Aktham Suliman, Germany's Al Jazeera correspondent, says in an interview with die tageszeitung, "I'm insulted by some things that get said and thought about Muslims here in Europe. The fact that Mohammed is being depicted is not such a problem, even if this is proscribed by the Koran. What bothers me is the lack of respect that this represents."

Also in the taz, Robert Misik regards the whole spat between the Muslims and "liberal militants" as a tempest in a teapot and suggests, "Kids, go and play outside."


Die Zeit, 02.02.2006

Austrian author Peter Handke speaks in an interview with Ulrich Greiner about the joys of wandering through snowstorms in Hokkaido, literature's lost dreamers and the agony of talking to journalists ("Tomorrow I'll write: 'Day without forests, blabbed the whole time.') His view of Serbia and the wars in ex-Yugoslavia remain unchanged (see our "Magazine Roundup" of June 21 for his condemnation of the Hague tribunal and the trial of Slobodan Milosevic): "Has any journalist from a Western paper ever talked about the more than half a million refugees in Serbia? I've never seen a word about how they're vegetating over there. I was the first one to tell their story. Instead of rehashing the story about the Serbian Adolf for the umteenth time, why don't Zeit reporters go visit the Serbian refugees, and see first hand that the Bosnian Muslims and Croats have just as much blood on their hands?"

Katja Nicodemus reports enthusiastically about her trip to Tehran, where she encountered the most lively and schizophrenic film scene in the Islamic world: "A trip to the various production offices is also a journey through the country's classes, strata, religious and social groups. It leads to million-dollar penthouses in north-Tehran where the 'jeunesse doree' show their films on brand new flat screen monitors... But there's also the other world of the poverty-stricken back alleys, where one large family has put its entire savings into the revolutionary workers' drama of their youngest scion. Or a production bureau in the Azerbaijani community where sulky bearded men serve tea amongst plastic flowers, mirrors, golden chandeliers and ornamental daggers."

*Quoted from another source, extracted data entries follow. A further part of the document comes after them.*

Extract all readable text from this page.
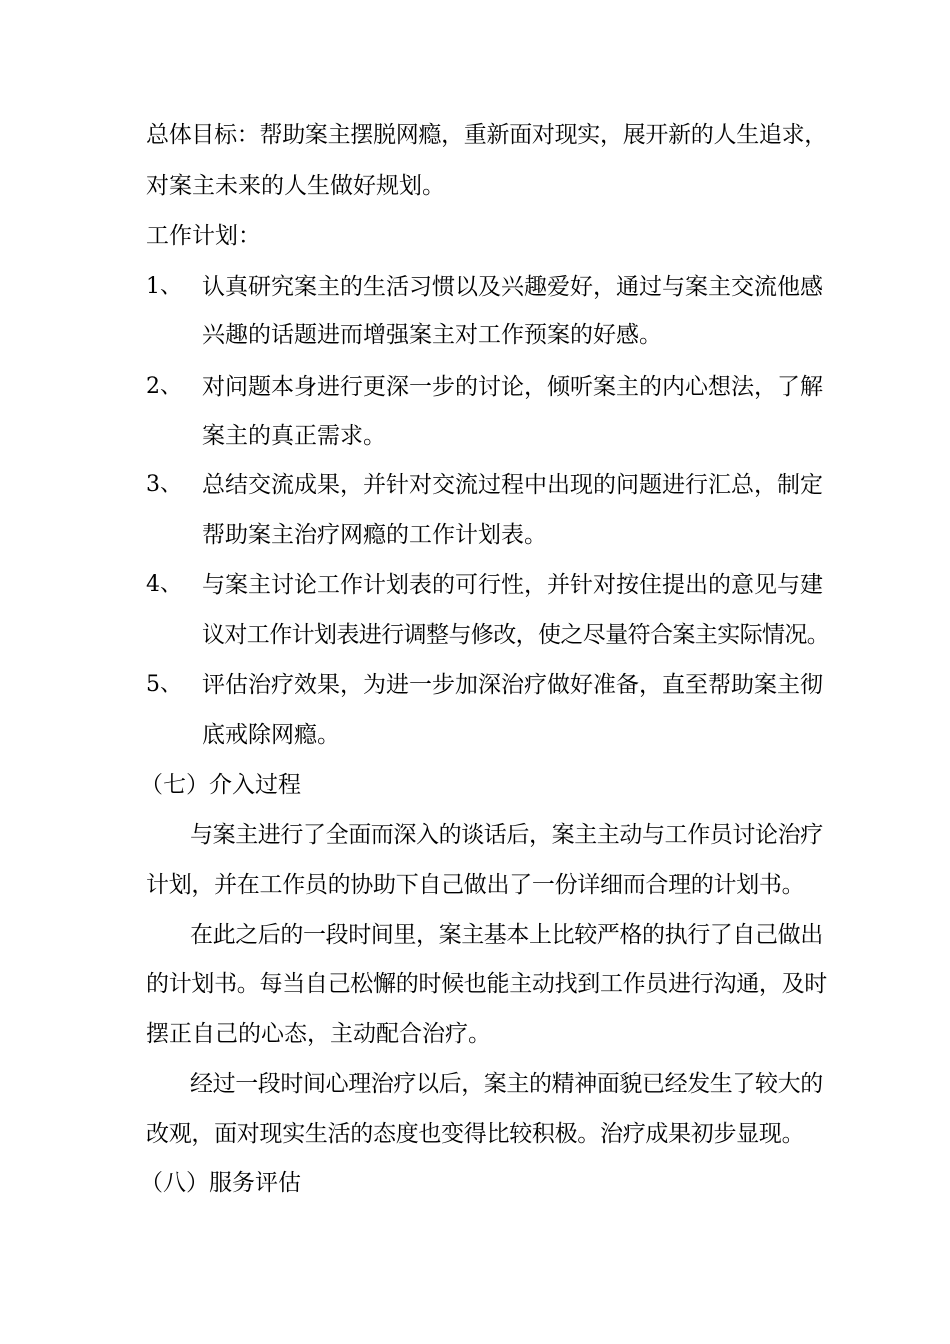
总体目标：帮助案主摆脱网瘾，重新面对现实，展开新的人生追求，
对案主未来的人生做好规划。
工作计划：
1、 认真研究案主的生活习惯以及兴趣爱好，通过与案主交流他感
兴趣的话题进而增强案主对工作预案的好感。
2、 对问题本身进行更深一步的讨论，倾听案主的内心想法，了解
案主的真正需求。
3、 总结交流成果，并针对交流过程中出现的问题进行汇总，制定
帮助案主治疗网瘾的工作计划表。
4、 与案主讨论工作计划表的可行性，并针对按住提出的意见与建
议对工作计划表进行调整与修改，使之尽量符合案主实际情况。
5、 评估治疗效果，为进一步加深治疗做好准备，直至帮助案主彻
底戒除网瘾。
（七）介入过程
与案主进行了全面而深入的谈话后，案主主动与工作员讨论治疗
计划，并在工作员的协助下自己做出了一份详细而合理的计划书。
在此之后的一段时间里，案主基本上比较严格的执行了自己做出
的计划书。每当自己松懈的时候也能主动找到工作员进行沟通，及时
摆正自己的心态，主动配合治疗。
经过一段时间心理治疗以后，案主的精神面貌已经发生了较大的
改观，面对现实生活的态度也变得比较积极。治疗成果初步显现。
（八）服务评估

Jörg Lau comments on a "significant moment in the country of immigration" Germany: a press conference with Asad Suleman und Halime Narin, two student representatives at the Herbert Hoover School in Berlin which recently mandated that only German be spoken in the school yard. "A reporter asked: 'How do you students here feel as victims?' Asad responded, smiling, 'I don't understand the question. Could you please explain?' The whole room – except for the increasingly sour immigration officer and a man from the Turkish embassy – burst out in laughter. The staged excitement collapsed. It was an astonishing experience: a young man from the middle of the much discussed parallel society, who politely but firmly refuses to accept the well-intended insistence by an appalled professional that he finally present himself officially as a victim."

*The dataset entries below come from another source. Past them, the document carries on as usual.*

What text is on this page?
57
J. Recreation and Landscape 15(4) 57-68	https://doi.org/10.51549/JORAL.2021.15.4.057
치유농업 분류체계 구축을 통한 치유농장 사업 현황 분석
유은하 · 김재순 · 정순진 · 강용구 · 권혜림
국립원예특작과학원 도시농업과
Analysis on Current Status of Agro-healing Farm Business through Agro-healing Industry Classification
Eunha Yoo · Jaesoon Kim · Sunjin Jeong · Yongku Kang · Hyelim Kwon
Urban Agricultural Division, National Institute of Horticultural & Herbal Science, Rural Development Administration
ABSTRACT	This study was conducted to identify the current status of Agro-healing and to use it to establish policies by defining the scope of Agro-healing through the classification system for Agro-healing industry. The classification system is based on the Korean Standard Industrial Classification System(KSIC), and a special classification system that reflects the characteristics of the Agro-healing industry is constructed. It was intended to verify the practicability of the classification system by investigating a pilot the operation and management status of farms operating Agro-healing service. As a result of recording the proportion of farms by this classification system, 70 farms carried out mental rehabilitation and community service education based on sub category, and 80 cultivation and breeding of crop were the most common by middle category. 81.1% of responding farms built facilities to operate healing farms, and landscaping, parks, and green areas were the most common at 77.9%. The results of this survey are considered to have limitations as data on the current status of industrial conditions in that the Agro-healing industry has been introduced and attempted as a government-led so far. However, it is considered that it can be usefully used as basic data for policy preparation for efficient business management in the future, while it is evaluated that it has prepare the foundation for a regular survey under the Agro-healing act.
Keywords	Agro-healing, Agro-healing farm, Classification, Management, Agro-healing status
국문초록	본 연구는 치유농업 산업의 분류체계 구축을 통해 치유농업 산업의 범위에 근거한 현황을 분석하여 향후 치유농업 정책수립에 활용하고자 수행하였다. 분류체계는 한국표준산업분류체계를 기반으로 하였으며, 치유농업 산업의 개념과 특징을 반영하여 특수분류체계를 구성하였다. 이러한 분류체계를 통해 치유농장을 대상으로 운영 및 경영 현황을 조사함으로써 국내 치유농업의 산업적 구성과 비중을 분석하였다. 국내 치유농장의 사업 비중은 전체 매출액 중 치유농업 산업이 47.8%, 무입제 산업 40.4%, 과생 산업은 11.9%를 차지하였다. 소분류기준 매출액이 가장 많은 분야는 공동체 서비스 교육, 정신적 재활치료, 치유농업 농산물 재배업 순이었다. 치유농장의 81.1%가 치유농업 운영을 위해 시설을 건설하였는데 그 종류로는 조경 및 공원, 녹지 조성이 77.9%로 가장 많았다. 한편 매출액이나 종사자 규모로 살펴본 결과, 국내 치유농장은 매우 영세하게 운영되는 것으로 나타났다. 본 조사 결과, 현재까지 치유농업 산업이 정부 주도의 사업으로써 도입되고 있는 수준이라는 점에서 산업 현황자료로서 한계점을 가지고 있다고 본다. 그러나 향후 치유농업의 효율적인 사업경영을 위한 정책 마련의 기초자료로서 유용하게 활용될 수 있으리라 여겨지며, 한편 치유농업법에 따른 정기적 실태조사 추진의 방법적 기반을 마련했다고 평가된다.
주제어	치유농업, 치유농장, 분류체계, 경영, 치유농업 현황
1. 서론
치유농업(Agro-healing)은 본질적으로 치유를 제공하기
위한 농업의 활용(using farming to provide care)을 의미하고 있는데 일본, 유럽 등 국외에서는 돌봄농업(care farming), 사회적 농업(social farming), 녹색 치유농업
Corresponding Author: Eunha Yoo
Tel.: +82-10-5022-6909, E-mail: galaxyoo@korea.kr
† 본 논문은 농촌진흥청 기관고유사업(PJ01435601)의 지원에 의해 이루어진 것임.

Der Tagesspiegel, 02.02.2006


Julian Hanich learns from film director Atom Egoyan, whose "Where the Truth Lies" opens in German cinemas today, that all his work is informed by his background as an Armenian born in Egypt and raised in Canada. "Gradually I have come to realise that pretty much everything has to do with the fact that I'm Armenian. It's bizarre to have to live with a denied history. I was recently talking to a Turkish artist of my generation, Kutlug Ataman, who I really admire. I had to keep reminding myself that he saw no reason to apologise for Turkish history because he was never taught this history."


Die Welt, 02.02.2006

Lang Lang was in Berlin and Manuel Brug, after poking a little fun at the pianist's cuteness, succumbed to the musical charisma with which he played Mozart's C minor piano concerto: "And then he plays, stupendously, flawlessly, with a fine elegance, light and yet with force. The Deutsche Symphonie-Orchester under Kent Nagano accompanies him, enraptured. Maybe there's a quantum of depth missing, an etherealness, a pause in the gloriously perfect, unbelievably delicate flow of those agile, pearly fingers. But the perfectly placed tempo accents in the cadence, the lyrically internal larghetto, the gently balanced, masterfully equilibrated brightness of the variation's finale – it breathes the ability of a true great."